Temperature analysis of 3D-printed biomaterials during unipolar and bipolar radiofrequency ablation procedure

BackgroundDue to their mechanical properties, the MED625FLX and TPU95A could be appropriate candidates for cardiac 3D surgical guide use during radiofrequency ablation (RFA) treatment. MethodsRFA aims to destroy the heart tissue, which cause arrhythmias, by applying a radiofrequency (RF) energy at critical temperature above +50.0 degrees C, where the thermal damage is considered not reversible. This study aims to analyze the biomaterials thermal properties with different thicknesses, by testing the response to bipolar and unipolar RFA on porcine muscle samples (PMS), expressed in temperature. For the materials evaluation, the tissue temperature during RFA applications was recorded, firstly without (control) and after with the biomaterials in position. The biomaterials were considered suitable for the RFA treatment if: (1) the PMS temperatures with the samples were not statistically different compared with the control; (2) the temperatures never reached the threshold; (3) no geometrical changes after RFA were observed.
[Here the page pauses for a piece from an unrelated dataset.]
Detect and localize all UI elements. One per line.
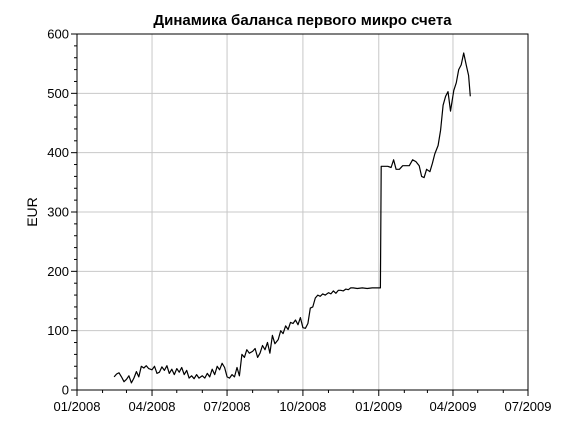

ResultsBased on these criteria, none of the tested biomaterials resulted appropriate for unipolar RFA and the TPU95A failed almost all thermal tests also with the bipolar RFA. The 1.0 mm MED625FLX was modified by bipolar RFA in shape, losing its function. Instead, the 2.5 mm MED625FLX was considered suitable for bipolar RFA catheter use only. ConclusionsThe 2.5 mm MED625FLX could be used, in the design of surgical guides for RFA bipolar catheter only, because of mechanical, geometrical, and thermal properties. None of biomaterials tested are appropriate for unipolar ablation catheter because of temperature concerns. Further investigations for clinical use are eagerly awaited.